Customers have been very receptive to new tools, with de Nooijer commenting: “We live in very dynamic and turbulent times, new technology is coming up and that is helping the industry. The industry is not always known for its agility to change, we’ve had a slower pace adapting to new technologies than other industries.”

He says the world is changing and this includes expectations. As consumers, we now expect information and delivery updates.

Giving an example, de Nooijer says: “If you’re ordering a pizza, you know exactly when it’s going to arrive on your doorstep. Why on earth would you like to have different transparency if you have a shipment as an end customer or as a shipper? This is a changing world of expectations where digitisation helps and the state of the technology is now such that we can do much better.”

Looking to the future, de Nooijer sees digitisation requiring a balance of human and digital services. As an airline, AFKLMP believes in being close to the customer and making transactions easy.

De Nooijer says: “If it’s easy and straightforward then digital is the perfect tool. There will always be specific shipments and exceptions that require a human interface. The human part needs to be balancing the digital part. The more straightforward stuff that goes digital means, the more capabilities you can have with your own staff towards the customer to focus on the more challenging stuff.”
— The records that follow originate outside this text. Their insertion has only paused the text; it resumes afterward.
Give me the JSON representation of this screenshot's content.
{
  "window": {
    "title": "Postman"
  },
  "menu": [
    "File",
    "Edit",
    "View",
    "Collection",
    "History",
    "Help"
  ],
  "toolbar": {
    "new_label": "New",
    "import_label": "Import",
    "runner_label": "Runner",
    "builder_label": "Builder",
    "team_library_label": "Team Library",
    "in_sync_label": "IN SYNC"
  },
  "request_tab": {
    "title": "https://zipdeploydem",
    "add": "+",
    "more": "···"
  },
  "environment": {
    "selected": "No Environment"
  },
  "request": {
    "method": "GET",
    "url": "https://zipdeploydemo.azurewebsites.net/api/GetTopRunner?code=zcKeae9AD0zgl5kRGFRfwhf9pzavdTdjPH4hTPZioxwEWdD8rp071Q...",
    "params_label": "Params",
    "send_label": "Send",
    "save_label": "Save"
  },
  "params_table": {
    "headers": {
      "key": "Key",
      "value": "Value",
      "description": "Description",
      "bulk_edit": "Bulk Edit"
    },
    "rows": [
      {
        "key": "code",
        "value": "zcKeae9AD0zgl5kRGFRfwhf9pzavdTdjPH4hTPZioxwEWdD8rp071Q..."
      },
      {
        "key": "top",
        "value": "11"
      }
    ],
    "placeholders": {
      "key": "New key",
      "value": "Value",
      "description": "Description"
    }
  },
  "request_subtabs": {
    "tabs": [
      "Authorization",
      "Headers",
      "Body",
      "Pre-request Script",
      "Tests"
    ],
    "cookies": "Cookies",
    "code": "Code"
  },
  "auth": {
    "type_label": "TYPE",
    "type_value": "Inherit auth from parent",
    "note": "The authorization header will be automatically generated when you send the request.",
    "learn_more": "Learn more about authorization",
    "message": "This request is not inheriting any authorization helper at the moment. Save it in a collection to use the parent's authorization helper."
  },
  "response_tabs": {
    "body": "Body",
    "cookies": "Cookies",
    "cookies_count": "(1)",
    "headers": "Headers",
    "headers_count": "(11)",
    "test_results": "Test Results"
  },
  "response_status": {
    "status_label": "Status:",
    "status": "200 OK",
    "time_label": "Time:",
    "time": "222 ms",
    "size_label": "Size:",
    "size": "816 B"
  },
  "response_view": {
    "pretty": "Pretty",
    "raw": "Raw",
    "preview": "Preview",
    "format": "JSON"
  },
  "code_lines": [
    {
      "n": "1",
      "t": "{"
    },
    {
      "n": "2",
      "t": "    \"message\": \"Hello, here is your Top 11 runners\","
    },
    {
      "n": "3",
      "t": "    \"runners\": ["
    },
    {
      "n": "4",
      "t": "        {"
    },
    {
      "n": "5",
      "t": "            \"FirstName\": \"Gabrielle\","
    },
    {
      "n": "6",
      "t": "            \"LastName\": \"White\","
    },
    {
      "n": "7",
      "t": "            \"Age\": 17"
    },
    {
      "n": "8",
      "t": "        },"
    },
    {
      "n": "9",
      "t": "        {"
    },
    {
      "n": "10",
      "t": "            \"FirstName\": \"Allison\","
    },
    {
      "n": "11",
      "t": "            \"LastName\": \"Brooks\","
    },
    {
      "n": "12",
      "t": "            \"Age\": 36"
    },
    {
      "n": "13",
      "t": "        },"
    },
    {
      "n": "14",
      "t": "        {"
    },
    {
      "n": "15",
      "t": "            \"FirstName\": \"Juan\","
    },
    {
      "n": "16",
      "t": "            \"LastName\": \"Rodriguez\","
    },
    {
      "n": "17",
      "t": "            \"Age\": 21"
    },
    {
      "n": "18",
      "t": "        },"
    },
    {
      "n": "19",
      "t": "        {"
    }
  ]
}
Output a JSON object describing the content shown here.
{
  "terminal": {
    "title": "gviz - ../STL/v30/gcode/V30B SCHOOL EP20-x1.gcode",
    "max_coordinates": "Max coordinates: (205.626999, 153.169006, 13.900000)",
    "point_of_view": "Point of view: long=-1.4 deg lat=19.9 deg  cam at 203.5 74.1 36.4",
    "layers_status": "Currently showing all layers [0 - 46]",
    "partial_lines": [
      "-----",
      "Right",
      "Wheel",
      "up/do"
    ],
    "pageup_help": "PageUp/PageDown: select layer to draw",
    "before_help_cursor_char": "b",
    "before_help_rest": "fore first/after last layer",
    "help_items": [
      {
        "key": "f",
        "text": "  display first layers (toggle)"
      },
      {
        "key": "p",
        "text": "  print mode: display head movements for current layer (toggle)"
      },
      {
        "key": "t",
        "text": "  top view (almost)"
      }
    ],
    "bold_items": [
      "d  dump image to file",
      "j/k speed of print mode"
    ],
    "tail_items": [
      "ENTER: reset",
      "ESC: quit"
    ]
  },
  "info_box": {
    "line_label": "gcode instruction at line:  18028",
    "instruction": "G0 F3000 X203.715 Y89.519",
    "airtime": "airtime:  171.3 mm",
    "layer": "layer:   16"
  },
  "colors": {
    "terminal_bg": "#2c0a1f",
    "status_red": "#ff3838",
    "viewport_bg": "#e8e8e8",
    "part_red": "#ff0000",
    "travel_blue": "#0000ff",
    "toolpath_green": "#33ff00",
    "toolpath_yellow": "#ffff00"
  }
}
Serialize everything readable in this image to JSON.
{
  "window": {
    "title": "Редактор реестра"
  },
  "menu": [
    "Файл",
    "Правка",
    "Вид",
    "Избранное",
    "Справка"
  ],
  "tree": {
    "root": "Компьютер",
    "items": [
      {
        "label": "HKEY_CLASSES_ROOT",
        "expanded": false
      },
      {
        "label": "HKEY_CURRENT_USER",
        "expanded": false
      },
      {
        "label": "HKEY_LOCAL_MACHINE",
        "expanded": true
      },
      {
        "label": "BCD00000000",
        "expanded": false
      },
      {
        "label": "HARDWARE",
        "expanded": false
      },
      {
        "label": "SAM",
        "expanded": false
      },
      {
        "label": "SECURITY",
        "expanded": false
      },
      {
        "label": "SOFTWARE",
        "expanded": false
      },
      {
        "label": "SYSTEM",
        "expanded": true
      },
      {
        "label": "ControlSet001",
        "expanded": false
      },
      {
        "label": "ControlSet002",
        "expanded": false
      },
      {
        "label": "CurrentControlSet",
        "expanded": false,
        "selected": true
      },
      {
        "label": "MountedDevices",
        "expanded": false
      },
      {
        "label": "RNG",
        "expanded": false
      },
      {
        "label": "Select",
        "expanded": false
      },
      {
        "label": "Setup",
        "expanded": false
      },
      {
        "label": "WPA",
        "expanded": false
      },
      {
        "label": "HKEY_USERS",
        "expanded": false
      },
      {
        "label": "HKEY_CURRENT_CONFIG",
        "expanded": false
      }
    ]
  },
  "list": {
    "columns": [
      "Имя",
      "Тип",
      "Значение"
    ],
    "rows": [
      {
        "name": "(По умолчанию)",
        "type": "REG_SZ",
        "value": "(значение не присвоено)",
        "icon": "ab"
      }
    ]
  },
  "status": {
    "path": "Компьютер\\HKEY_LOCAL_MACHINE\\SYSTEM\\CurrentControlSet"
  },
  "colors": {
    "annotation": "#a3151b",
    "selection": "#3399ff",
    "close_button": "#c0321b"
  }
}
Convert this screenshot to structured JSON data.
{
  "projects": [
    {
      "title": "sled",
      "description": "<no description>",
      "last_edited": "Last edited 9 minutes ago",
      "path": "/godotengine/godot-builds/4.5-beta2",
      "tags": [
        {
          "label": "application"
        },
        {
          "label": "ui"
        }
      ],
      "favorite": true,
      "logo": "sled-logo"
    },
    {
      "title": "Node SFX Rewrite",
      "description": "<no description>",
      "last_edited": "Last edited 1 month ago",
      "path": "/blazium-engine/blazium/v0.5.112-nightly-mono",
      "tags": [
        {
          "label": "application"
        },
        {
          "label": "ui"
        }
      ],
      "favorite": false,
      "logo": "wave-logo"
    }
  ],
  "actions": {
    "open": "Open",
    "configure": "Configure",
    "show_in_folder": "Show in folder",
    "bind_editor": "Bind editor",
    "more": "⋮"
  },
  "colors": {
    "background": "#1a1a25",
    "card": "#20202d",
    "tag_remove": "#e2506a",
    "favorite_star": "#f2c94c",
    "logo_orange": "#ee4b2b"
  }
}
He also says that the front end has moved ahead much quicker than the back end.

“This is why we decided to invest dearly in replacing our operational legacy systems. We’ve closed contracts with Accenture and IBS to work hand in hand to replace our legacy operational domains by new handling systems.”

De Nooijer admits he does not possess a crystal ball to know which specific technology will transform the industry.

He says: “The importance is that we manage ourselves to be a company which is capable of dealing with change. It’s better to move and go along and change accordingly to the needs of the customer rather than applying a wait and see approach.”

He has an open question to each stakeholder in the supply chain. “We really need to come together with cooperation, truly thinking about what is needed from each stakeholder to work hard on standardisation and then all our energy can go to the right question of how to enhance services to our customers in the full supply chain.”